Background: Juxtaglomerular (JG) cells are sensors that control blood pressure and fluid-electrolyte homeostasis. In response to a decrease in perfusion pressure or changes in the composition and/or volume of the extracellular fluid, JG cells release renin, which initiates an enzymatic cascade that culminates in the production of angiotensin II (Ang II), a potent vasoconstrictor that restores blood pressure and fluid homeostasis. In turn, Ang II exerts a negative feedback on renin release, thus preventing excess circulating renin and the development of hypertension. How Ang II suppresses renin release from JG cells remains elusive. Ang II may inhibit renin release via increased systemic pressure sensed by JG cells, or through a direct effect on Ang II receptors in JG cells, which in turn mediate intracellular calcium (Ca²⁺) mobilization, a known suppressor of renin release. However, the intricate cellular events mediating Ca²⁺-induced renin inhibition by Ang II are not fully understood. Further, the unique structural organization of the juxtaglomerular apparatus (JGA), with JG cells clustered around afferent arterioles, suggests complex intercellular interactions, potentially facilitating coordinated Ca²⁺ activity in response to Ang II. Here, we investigate the cellular processes that control Ca²⁺ mobilization and the signaling mechanisms elicited when JG cells are stimulated with Ang II within the intact anatomical context of the JGA. By examining these processes, we aim to elucidate the role of cellular organization in Ca²⁺-mediated signaling and its impact on renin regulation within the JGA.

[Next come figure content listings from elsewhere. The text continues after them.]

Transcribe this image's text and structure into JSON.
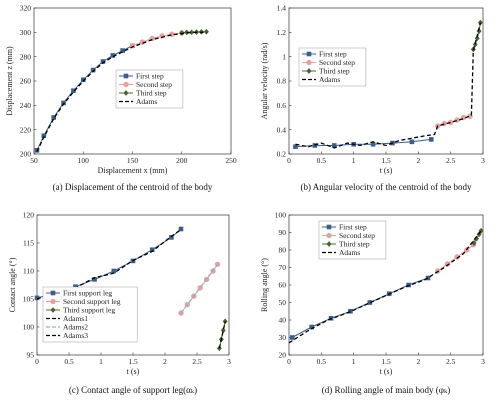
{
  "chart_data": [
    {
      "type": "line",
      "caption": "(a) Displacement of the centroid of the body",
      "xlabel": "Displacement  x (mm)",
      "ylabel": "Displacement  z (mm)",
      "xlim": [
        50,
        250
      ],
      "ylim": [
        200,
        320
      ],
      "xticks": [
        50,
        100,
        150,
        200,
        250
      ],
      "yticks": [
        200,
        220,
        240,
        260,
        280,
        300,
        320
      ],
      "legend_position": "center-right",
      "series": [
        {
          "name": "First step",
          "style": "marker-square",
          "color": "#3a5f8a",
          "x": [
            53,
            60,
            70,
            80,
            90,
            100,
            110,
            120,
            130,
            140,
            150
          ],
          "y": [
            203,
            215,
            230,
            242,
            252,
            261,
            269,
            276,
            281,
            285,
            289
          ]
        },
        {
          "name": "Second step",
          "style": "marker-circle",
          "color": "#e8a0a0",
          "x": [
            150,
            160,
            170,
            180,
            190,
            200
          ],
          "y": [
            289,
            292,
            295,
            297,
            298.5,
            299.5
          ]
        },
        {
          "name": "Third step",
          "style": "marker-diamond",
          "color": "#4a6a2a",
          "x": [
            200,
            205,
            210,
            215,
            220,
            225
          ],
          "y": [
            299.5,
            300,
            300,
            300.2,
            300.4,
            300.5
          ]
        },
        {
          "name": "Adams",
          "style": "dashed",
          "color": "#000000",
          "x": [
            53,
            60,
            70,
            80,
            90,
            100,
            110,
            120,
            130,
            140,
            150,
            160,
            170,
            180,
            190,
            200,
            210,
            220,
            225
          ],
          "y": [
            202,
            214,
            229,
            241,
            251,
            260,
            268,
            275,
            280,
            284,
            288,
            291,
            294,
            296,
            298,
            299,
            300,
            300,
            300
          ]
        }
      ]
    },
    {
      "type": "line",
      "caption": "(b) Angular velocity of the centroid of the body",
      "xlabel": "t (s)",
      "ylabel": "Angular velocity (rad/s)",
      "xlim": [
        0,
        3
      ],
      "ylim": [
        0.2,
        1.4
      ],
      "xticks": [
        0,
        0.5,
        1,
        1.5,
        2,
        2.5,
        3
      ],
      "yticks": [
        0.2,
        0.4,
        0.6,
        0.8,
        1,
        1.2,
        1.4
      ],
      "legend_position": "center-left",
      "series": [
        {
          "name": "First step",
          "style": "marker-square",
          "color": "#3a5f8a",
          "x": [
            0.1,
            0.4,
            0.7,
            1.0,
            1.3,
            1.6,
            1.9,
            2.2
          ],
          "y": [
            0.26,
            0.27,
            0.27,
            0.28,
            0.28,
            0.29,
            0.3,
            0.32
          ]
        },
        {
          "name": "Second step",
          "style": "marker-circle",
          "color": "#e8a0a0",
          "x": [
            2.3,
            2.4,
            2.5,
            2.6,
            2.7,
            2.8
          ],
          "y": [
            0.43,
            0.45,
            0.46,
            0.48,
            0.5,
            0.51
          ]
        },
        {
          "name": "Third step",
          "style": "marker-diamond",
          "color": "#4a6a2a",
          "x": [
            2.85,
            2.88,
            2.91,
            2.94,
            2.96
          ],
          "y": [
            1.06,
            1.1,
            1.15,
            1.21,
            1.28
          ]
        },
        {
          "name": "Adams",
          "style": "dashed",
          "color": "#000000",
          "x": [
            0.1,
            0.3,
            0.5,
            0.7,
            0.9,
            1.1,
            1.3,
            1.5,
            1.7,
            1.9,
            2.1,
            2.25,
            2.3,
            2.5,
            2.7,
            2.82,
            2.85,
            2.9,
            2.96
          ],
          "y": [
            0.28,
            0.26,
            0.29,
            0.25,
            0.29,
            0.27,
            0.3,
            0.27,
            0.31,
            0.33,
            0.35,
            0.36,
            0.43,
            0.46,
            0.49,
            0.52,
            1.05,
            1.15,
            1.28
          ]
        }
      ]
    },
    {
      "type": "line",
      "caption": "(c) Contact angle of support leg(αₖ)",
      "xlabel": "t (s)",
      "ylabel": "Contact angle (°)",
      "xlim": [
        0,
        3
      ],
      "ylim": [
        95,
        120
      ],
      "xticks": [
        0,
        0.5,
        1,
        1.5,
        2,
        2.5,
        3
      ],
      "yticks": [
        95,
        100,
        105,
        110,
        115,
        120
      ],
      "legend_position": "lower-left",
      "series": [
        {
          "name": "First support leg",
          "style": "marker-square",
          "color": "#3a5f8a",
          "x": [
            0,
            0.3,
            0.6,
            0.9,
            1.2,
            1.5,
            1.8,
            2.1,
            2.25
          ],
          "y": [
            105.2,
            106,
            107.2,
            108.5,
            110,
            111.8,
            113.8,
            116,
            117.5
          ]
        },
        {
          "name": "Second support leg",
          "style": "marker-circle",
          "color": "#e8a0a0",
          "x": [
            2.25,
            2.35,
            2.45,
            2.55,
            2.65,
            2.75,
            2.82
          ],
          "y": [
            102.5,
            104,
            105.5,
            107,
            108.5,
            110,
            111.2
          ]
        },
        {
          "name": "Third support leg",
          "style": "marker-diamond",
          "color": "#4a6a2a",
          "x": [
            2.85,
            2.88,
            2.91,
            2.94
          ],
          "y": [
            96.2,
            97.8,
            99.4,
            101
          ]
        },
        {
          "name": "Adams1",
          "style": "dashed",
          "color": "#000000",
          "x": [
            0,
            0.3,
            0.6,
            0.9,
            1.2,
            1.5,
            1.8,
            2.1,
            2.25
          ],
          "y": [
            105,
            106.2,
            107,
            108.8,
            109.6,
            111.9,
            113.5,
            116.2,
            117.4
          ]
        },
        {
          "name": "Adams2",
          "style": "dashed",
          "color": "#88b4c8",
          "x": [
            2.25,
            2.82
          ],
          "y": [
            102.5,
            111.2
          ]
        },
        {
          "name": "Adams3",
          "style": "dashed",
          "color": "#000000",
          "x": [
            2.85,
            2.94
          ],
          "y": [
            96.2,
            101
          ]
        }
      ]
    },
    {
      "type": "line",
      "caption": "(d) Rolling angle of main body (φₖ)",
      "xlabel": "t (s)",
      "ylabel": "Rolling angle (°)",
      "xlim": [
        0,
        3
      ],
      "ylim": [
        20,
        100
      ],
      "xticks": [
        0,
        0.5,
        1,
        1.5,
        2,
        2.5,
        3
      ],
      "yticks": [
        20,
        30,
        40,
        50,
        60,
        70,
        80,
        90,
        100
      ],
      "legend_position": "top-left",
      "series": [
        {
          "name": "First step",
          "style": "marker-square",
          "color": "#3a5f8a",
          "x": [
            0.05,
            0.35,
            0.65,
            0.95,
            1.25,
            1.55,
            1.85,
            2.15
          ],
          "y": [
            30,
            36,
            41,
            45,
            50,
            55,
            60,
            64
          ]
        },
        {
          "name": "Second step",
          "style": "marker-circle",
          "color": "#e8a0a0",
          "x": [
            2.3,
            2.45,
            2.6,
            2.75,
            2.85
          ],
          "y": [
            68,
            72,
            76,
            80,
            83
          ]
        },
        {
          "name": "Third step",
          "style": "marker-diamond",
          "color": "#4a6a2a",
          "x": [
            2.86,
            2.9,
            2.94,
            2.97
          ],
          "y": [
            84,
            86.5,
            89,
            91
          ]
        },
        {
          "name": "Adams",
          "style": "dashed",
          "color": "#000000",
          "x": [
            0,
            0.3,
            0.6,
            0.9,
            1.2,
            1.5,
            1.8,
            2.1,
            2.4,
            2.7,
            2.97
          ],
          "y": [
            27,
            34,
            40,
            44,
            49,
            54,
            59,
            63,
            70,
            78,
            91
          ]
        }
      ]
    }
  ]
}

Objective: To define intra- and inter-cellular Ca²⁺ dynamics, identify the driving ion channels, and elucidate their functional role in Ang II-stimulated JG cells within the native kidney structure.

Methods and results: We generated mice expressing JG cell-specific GCaMP6f, a genetically encoded Ca²⁺ indicator, under the Ren1 ^c promoter. Ex vivo Ca²⁺ imaging in acutely prepared kidney slices revealed that JG cells within clusters exhibit coordinated, robust Ca²⁺ oscillations in response to Ang II stimulation, contrary to previous observations in isolated cells. These oscillations showed dose-dependent increases in occurrence and correlated with suppressed renin secretion. Pharmacological inhibition identified key drivers of these oscillations: endoplasmic reticulum Ca²⁺ storage and release, extracellular Ca²⁺ uptake via ORAI channels, and intercellular communication through gap junctions. Blocking ORAI channels and gap junctions alleviated Ang II inhibition of renin secretion.

Conclusion: In intact kidney slices, Ang II elicits synchronized Ca²⁺ oscillations in JG cells, driven by endoplasmic reticulum-derived Ca²⁺ release, ORAI channels, and gap junctions, leading to suppressed renin secretion.